One of the most vital roles Shaw and his staff can play are helping Pioneers coaches understand practice stress and how to manager that daily and weekly. They’re also meeting with athletes.
This is part of the holistic approach that DU’s Sports Performance department embraces.
“We’re around the athletes a ton,” Shaw says. “Whether it’s being there for them psychologically during the season or helping them understand how to deal with stress or finding ways they can gain more recovery or relaxation time away from physical stress.
“It’s the same thing with (equipment manager) Nick Meldrum or (athletic trainer) Aaron Leu, it’s not just how we support the team from our jobs, but it’s also the psychological side of it, helping the team develop long term.”
The process
The process for Denver hockey involves many things, and Shaw says it affects nearly every area of a Pioneers player’s life.

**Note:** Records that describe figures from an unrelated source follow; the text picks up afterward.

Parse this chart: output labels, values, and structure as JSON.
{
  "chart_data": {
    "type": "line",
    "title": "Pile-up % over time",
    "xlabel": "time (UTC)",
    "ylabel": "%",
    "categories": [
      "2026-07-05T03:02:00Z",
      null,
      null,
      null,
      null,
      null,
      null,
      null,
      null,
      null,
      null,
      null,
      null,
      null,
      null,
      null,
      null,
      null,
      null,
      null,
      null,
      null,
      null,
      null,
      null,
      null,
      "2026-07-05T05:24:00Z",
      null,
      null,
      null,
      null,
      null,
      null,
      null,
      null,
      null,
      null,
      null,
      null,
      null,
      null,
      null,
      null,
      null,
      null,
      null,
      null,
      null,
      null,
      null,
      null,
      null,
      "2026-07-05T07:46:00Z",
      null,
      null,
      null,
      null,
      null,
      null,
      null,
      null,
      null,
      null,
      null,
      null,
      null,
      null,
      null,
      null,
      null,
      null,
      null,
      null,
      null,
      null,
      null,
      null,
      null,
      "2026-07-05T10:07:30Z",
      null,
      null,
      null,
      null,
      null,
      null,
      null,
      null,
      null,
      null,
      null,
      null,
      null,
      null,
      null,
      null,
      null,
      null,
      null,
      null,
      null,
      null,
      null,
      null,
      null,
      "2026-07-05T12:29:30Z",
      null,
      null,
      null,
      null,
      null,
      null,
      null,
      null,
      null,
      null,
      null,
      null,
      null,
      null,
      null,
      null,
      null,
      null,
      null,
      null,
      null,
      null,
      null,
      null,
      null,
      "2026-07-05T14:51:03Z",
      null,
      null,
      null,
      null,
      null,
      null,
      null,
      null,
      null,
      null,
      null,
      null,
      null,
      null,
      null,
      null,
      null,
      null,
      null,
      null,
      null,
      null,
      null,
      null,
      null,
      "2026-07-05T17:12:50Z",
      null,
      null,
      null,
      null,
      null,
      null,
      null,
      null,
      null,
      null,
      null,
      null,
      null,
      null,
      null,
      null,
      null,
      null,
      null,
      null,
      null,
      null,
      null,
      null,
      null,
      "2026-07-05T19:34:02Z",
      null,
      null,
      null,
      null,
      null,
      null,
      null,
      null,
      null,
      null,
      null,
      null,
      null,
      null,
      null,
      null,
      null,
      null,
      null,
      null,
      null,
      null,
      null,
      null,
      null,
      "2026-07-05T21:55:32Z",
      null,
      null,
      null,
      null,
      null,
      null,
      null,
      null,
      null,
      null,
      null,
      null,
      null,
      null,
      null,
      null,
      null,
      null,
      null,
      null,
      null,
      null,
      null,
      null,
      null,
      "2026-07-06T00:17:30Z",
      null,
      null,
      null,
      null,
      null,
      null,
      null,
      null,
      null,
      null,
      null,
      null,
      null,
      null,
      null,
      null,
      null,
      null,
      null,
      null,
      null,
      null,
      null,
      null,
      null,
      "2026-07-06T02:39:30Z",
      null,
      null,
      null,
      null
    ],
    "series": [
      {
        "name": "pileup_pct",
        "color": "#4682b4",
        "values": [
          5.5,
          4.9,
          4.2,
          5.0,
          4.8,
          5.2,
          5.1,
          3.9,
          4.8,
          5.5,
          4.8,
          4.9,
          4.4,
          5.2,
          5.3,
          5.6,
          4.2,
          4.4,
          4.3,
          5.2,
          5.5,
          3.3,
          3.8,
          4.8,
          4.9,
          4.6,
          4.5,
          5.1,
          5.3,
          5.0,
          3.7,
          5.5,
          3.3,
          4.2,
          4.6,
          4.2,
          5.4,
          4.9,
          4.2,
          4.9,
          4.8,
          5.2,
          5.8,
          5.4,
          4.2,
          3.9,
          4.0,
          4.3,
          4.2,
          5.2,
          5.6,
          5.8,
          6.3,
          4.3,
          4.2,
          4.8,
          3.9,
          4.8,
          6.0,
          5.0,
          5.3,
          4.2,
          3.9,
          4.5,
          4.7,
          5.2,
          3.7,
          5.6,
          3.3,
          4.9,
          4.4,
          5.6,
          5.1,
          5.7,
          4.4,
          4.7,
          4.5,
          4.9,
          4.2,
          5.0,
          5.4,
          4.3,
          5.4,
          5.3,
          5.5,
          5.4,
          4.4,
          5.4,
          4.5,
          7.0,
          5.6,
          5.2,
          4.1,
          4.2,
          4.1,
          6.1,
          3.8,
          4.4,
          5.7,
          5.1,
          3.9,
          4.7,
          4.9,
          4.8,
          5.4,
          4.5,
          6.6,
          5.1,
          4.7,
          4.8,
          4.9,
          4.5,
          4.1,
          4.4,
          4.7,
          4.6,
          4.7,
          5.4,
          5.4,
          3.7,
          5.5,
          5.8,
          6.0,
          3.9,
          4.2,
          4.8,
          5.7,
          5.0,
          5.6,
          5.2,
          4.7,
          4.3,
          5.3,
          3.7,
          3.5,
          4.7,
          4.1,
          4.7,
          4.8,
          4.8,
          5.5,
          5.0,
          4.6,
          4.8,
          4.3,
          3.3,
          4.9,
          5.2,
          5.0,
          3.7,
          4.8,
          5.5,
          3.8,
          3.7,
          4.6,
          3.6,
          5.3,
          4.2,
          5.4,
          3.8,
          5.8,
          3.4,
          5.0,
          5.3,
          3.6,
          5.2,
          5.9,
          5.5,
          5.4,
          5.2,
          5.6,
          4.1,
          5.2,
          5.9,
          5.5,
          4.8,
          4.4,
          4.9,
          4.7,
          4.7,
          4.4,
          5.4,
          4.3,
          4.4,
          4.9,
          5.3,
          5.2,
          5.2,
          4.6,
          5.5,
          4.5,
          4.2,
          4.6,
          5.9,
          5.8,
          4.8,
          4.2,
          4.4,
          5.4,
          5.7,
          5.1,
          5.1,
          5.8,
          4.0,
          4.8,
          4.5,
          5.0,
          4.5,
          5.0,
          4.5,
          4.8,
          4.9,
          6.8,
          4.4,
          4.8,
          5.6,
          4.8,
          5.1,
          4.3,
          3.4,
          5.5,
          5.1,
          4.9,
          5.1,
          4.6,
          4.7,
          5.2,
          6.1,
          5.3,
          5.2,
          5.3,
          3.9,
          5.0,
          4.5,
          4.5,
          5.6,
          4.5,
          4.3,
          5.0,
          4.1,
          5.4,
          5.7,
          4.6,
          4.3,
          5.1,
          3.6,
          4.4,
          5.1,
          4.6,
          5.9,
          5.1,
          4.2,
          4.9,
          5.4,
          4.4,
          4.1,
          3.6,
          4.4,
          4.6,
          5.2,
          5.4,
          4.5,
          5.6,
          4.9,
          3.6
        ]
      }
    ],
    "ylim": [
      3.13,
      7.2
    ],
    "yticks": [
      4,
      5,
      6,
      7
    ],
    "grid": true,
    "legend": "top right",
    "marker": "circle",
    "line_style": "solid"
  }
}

“Nothing that you’re going to do in the college environment or in athletics is going to have immediate satisfaction,” he explains. “It’s areas that are long-duration habits, the things you do day-in and day-out that add up to that goal, whether that’s study habits, whether that’s lifestyle management and nutrition, whether it’s the stress they place themselves under in here in the weight room or out there on the ice. Everything that goes back the process and habits.
“One thing that gets discussed is the season is long. It’s not about how you start or about the first 10 weeks or even the middle 10 weeks, it’s about how you make progress day-in, day-out. Those things add up longterm. Our best teams are the ones that end up learning lessons across the season. They may go through adversity during different time periods.
“(It’s ) your ability to learn and continue to progress no matter how much adversity you face.”
If the year working with hockey players sounds demanding, it’s because it is. But for Shaw, and the rest of the DU hockey staff, the rewards are bountiful.
“I think it’s working with all the different personalities and the challenges that come up,” he says. “There’s a huge amount of creativity involved working with certain athletes, certain personality types, working with certain physical limitations, certain strengths and weaknesses of athletes. So you’re constantly thinking on the job.
“It’s fun to go to work every single day and be challenged by who you’re working with, what they’re capable of and pushing the boundaries of their own strengths and weaknesses and progressing toward something bigger. … We all have a piece to play in that goal.”